Question

If sin tita = cos tita find tita between 0° and 30°​

Answer 1

The equality sin tita equals cos tita occurs at 45°, which is not between 0° and 30°, so there is no angle within the specified range that meets the condition.

Step-by-step explanation:

When sin tita is equal to cos tita, we are looking for an angle where the values of sine and cosine are the same.

Since the sine and cosine functions are complements of each other within the first 90 degrees (0° to 90°), this equality happens when the angles add up to 90 degrees.

Therefore, if sin tita = cos tita, then tita + tita = 90°, leading to 2 * tita = 90° and thus tita = 45°.

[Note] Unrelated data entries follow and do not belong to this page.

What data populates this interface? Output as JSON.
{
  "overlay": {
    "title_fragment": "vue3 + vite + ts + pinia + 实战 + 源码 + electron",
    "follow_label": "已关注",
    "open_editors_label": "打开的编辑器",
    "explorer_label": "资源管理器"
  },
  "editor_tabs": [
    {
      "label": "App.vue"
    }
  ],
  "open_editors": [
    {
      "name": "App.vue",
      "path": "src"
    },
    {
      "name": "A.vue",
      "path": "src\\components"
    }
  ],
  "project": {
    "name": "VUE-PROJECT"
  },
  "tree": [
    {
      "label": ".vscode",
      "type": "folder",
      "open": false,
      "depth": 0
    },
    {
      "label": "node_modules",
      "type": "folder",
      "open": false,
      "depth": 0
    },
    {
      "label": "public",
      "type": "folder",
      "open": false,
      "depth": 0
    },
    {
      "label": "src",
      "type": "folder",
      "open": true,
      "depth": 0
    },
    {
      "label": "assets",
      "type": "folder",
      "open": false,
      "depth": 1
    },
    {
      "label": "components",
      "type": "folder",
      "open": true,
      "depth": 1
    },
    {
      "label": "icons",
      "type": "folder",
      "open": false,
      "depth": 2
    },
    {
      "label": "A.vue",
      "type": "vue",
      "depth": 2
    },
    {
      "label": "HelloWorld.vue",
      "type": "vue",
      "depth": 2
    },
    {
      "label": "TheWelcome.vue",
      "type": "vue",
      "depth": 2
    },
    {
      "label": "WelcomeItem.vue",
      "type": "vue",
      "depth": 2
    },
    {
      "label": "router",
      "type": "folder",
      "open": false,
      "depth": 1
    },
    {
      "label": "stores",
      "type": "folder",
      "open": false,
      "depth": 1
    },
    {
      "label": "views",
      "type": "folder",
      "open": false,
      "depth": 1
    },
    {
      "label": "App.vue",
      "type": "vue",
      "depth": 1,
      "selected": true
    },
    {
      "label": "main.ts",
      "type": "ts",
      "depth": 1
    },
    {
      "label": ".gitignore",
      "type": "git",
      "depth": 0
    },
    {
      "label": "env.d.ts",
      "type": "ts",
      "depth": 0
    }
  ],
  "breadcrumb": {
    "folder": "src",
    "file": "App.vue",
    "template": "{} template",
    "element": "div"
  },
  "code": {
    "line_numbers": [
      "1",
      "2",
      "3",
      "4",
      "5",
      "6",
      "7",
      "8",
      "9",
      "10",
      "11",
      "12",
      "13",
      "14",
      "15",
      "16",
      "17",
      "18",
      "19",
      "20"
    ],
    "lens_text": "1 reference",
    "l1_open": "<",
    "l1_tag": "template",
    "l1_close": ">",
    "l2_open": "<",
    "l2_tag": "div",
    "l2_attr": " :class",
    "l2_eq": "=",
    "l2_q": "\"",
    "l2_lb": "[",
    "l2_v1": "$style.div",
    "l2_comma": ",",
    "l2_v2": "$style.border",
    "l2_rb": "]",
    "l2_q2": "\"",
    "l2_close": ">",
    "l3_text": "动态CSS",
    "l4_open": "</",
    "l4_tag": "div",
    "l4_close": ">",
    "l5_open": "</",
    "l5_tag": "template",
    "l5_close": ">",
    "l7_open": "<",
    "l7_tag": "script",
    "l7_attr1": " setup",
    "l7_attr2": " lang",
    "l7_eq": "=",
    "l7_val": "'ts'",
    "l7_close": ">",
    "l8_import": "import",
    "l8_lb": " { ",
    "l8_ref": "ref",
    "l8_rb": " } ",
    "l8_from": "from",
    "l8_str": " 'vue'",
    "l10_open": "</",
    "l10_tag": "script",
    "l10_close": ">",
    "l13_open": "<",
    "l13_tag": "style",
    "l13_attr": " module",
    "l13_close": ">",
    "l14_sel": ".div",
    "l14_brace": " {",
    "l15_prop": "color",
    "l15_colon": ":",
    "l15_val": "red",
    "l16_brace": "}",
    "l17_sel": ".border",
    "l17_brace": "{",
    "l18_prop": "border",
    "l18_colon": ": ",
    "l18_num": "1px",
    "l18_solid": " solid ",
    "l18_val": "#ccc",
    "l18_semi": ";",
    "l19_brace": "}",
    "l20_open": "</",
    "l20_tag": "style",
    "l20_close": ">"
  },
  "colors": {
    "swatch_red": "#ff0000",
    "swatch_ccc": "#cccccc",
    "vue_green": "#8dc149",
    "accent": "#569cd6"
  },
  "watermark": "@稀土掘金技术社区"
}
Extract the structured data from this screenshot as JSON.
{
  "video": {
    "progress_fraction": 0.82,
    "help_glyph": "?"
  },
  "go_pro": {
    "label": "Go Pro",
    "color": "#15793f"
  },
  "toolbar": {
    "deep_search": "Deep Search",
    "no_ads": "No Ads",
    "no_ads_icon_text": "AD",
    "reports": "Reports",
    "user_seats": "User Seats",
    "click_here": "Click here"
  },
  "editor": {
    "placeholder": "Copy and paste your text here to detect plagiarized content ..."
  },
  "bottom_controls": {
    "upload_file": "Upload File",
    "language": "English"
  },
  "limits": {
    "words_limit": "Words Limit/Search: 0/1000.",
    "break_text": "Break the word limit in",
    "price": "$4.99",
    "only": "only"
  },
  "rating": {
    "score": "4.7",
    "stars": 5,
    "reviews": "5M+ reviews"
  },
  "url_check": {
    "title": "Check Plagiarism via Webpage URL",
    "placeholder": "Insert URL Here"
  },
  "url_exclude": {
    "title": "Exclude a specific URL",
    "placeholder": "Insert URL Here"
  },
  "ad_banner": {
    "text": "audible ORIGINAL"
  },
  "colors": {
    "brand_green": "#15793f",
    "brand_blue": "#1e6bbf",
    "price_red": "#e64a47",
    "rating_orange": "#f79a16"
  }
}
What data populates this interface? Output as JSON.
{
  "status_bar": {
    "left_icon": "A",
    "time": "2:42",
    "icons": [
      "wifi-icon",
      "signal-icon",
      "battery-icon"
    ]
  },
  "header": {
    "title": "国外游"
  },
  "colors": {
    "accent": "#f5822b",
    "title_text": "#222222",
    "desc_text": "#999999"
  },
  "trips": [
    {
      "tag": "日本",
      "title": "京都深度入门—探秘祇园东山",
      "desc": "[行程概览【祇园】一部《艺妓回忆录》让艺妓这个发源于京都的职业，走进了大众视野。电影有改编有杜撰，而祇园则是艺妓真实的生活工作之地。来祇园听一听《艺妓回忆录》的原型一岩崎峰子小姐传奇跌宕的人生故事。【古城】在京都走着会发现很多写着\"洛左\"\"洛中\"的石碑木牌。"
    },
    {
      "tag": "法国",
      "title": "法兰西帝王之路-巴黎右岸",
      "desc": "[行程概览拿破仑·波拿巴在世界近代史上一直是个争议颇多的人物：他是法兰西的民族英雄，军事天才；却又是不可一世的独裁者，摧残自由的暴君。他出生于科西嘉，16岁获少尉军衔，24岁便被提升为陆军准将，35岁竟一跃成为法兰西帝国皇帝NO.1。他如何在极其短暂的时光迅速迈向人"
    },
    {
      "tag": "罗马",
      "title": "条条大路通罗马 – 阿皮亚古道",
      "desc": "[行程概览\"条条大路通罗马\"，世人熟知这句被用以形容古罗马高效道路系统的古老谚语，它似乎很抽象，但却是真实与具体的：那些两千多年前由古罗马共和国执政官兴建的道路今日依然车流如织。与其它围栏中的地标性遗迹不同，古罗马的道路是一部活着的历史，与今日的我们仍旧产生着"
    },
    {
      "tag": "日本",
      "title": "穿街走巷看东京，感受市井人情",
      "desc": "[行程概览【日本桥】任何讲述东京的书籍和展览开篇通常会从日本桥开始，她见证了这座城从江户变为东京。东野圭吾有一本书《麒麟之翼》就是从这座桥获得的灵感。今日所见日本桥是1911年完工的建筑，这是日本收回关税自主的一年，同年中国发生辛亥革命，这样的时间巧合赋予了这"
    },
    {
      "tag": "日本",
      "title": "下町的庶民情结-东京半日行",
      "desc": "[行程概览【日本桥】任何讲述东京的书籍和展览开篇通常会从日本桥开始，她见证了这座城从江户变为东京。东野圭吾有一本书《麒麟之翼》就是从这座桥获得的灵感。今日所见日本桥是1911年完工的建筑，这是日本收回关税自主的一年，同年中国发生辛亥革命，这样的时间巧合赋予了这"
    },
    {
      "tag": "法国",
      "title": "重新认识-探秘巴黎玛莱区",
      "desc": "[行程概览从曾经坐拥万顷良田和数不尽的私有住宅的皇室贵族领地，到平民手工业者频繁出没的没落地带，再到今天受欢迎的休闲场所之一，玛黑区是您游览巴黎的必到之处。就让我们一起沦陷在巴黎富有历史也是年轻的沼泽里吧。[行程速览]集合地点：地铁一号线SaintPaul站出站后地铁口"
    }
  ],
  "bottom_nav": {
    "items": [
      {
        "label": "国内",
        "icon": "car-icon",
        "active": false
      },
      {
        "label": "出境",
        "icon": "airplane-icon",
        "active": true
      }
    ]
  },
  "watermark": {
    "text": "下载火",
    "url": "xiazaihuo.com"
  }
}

However, the student is looking for an angle between 0° and 30°.

Since there is no angle within that range where sine and cosine are equal, the initial condition cannot be met within the specified range.

Answer 2

there is no solution for (0, 30°)

Step-by-step explanation:

six(x) = cos(x)

sin(x) - cos(x) = 0

(sin(x) - cos(x))^2 = 0

sin(t)^2 + cos(x)^2 - 2sin(x)cos(x) = 0

1 - sin(2x) = 0

sin(2x) = 1

2x = π/2 + 2πk -> k - any integer number

x = π/4 + πk

the smallest positive solution is π/4 = 45°. That means for range (0, 30°)

there is no solution